Everything I’ve seen and experienced in the world of public service and mass media points to six foundational components that warn of a seismic societal shift. There are many others and I’ll write about those tomorrow, but the six that follow are critical:

  1. New leadership in the United States is gifted at mass media manipulation like no leadership we’ve seen. Void of substance, it’s based on a keen understanding of bait and switch techniques and preys on demographic vulnerabilities and emotions that couldn’t be further removed from our best interests. It’s the ultimate exhibition in distractive technique. The product, just as intended, is polarizing conflict and division.
  2. By and large, mainstream media lost its objectivity 20 years ago when the economics of survival dictated the need for demographic-directed programming. Pure, pristine news coverage that allows consumers to evaluate world affairs for themselves is long a thing of the past. What mass media now requires is the perpetuation of an ongoing, drama-infused, conflict-driven story. And it needs you to keep watching.
  3. The two circumstances above create a parasitical relationship as never seen before.  screen-shot-2016-12-28-at-2-28-59-amWhile the leadership and the media want you to believe there’s a dramatic, enemy-like tension between them, nothing could be further from the truth. Each feeds off, and perpetuates the other. They are bed partners. Don’t play into the false narrative of their check and balance system. This dysfunctional relationship is the most dangerous thing, foreign or domestic, the US has ever faced. Truth is, it’s the new enemy.
  4. Self-centered, self-interest is now modeled for us at the highest levels. Do you know what creates big changes over time? Exposure. The more we’re exposed to certain behaviors, the more acceptable and adoptive they become. Modeled behavior shapes both the good and the bad, and can do so in big numbers.
  5. If you love words as I do, you might notice two rapidly growing trends: (1) the shifting perceived definition of words that have generally been foundational to an American society (e.g. evangelical, Christian, marriage, truth, man, woman, gender, sex, etc.); and (2) a new kind of empty language aimed at diffusing certain historically narrowly defined truths  (e.g. May the Universe send you light, love, positivity and special vibes today.) These new definitions and the new evolving language speak nothing of substance outside a desire to be gods and goddesses of self. It’s thus consistent with the modeling cited above.
  6. We’re having great difficulty distinguishing patriotism from religious fervor.

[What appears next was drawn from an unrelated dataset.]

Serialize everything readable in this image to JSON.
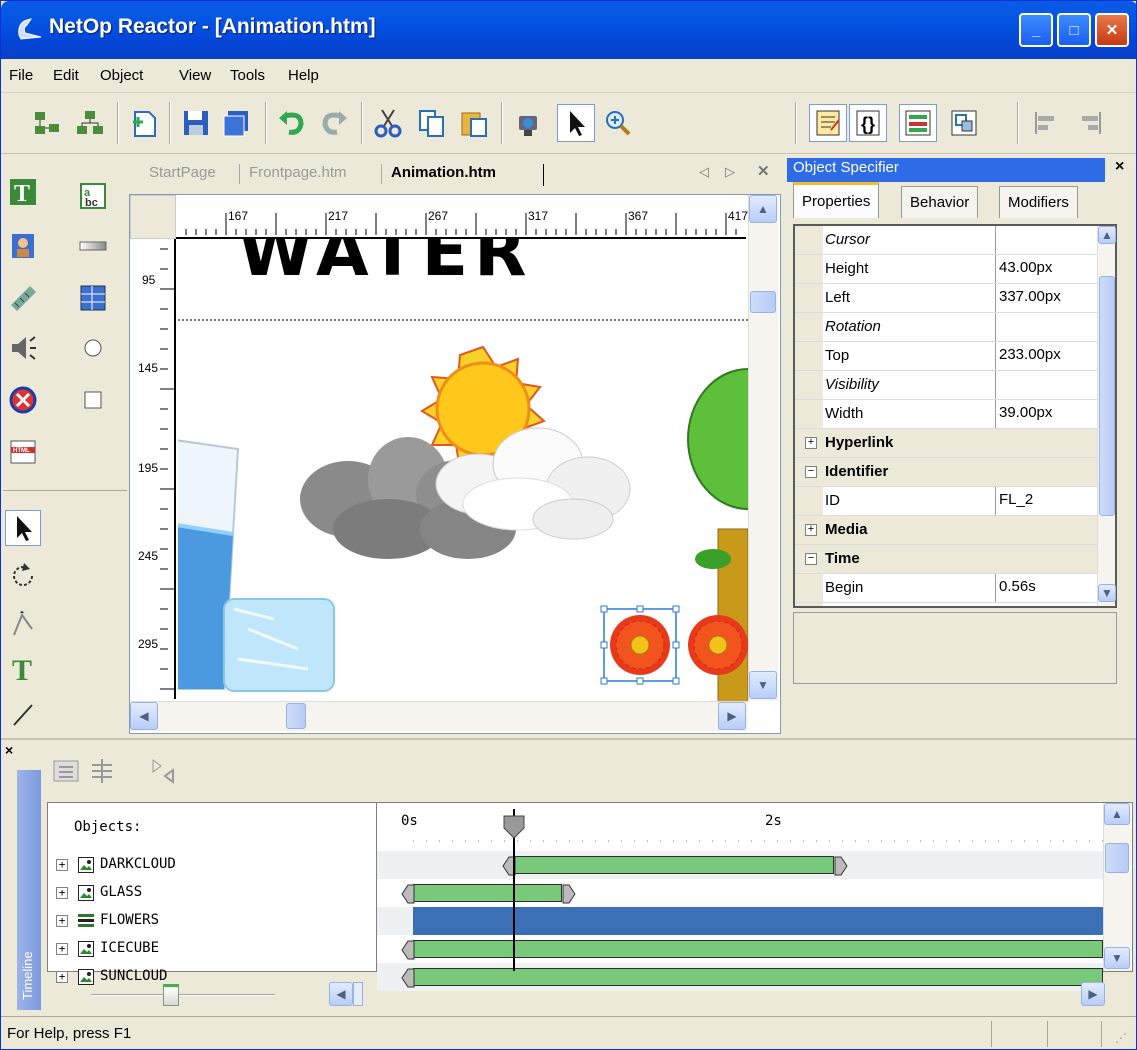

I’ve written a lot lately about our need for information filters and anchor points. They may be the two most important foundations for a meaningful and happy life in 2017. Never has the simple idea of “responsibility for self” been more important. A new world demands that we rededicate to some basic, yet important decisions to help us guard our hearts and our heads.

In the next two days, I’ll expand on the challenges I see in 2017, and some practical ways I believe we can anchor ourselves in the blowing winds of a post-truth world.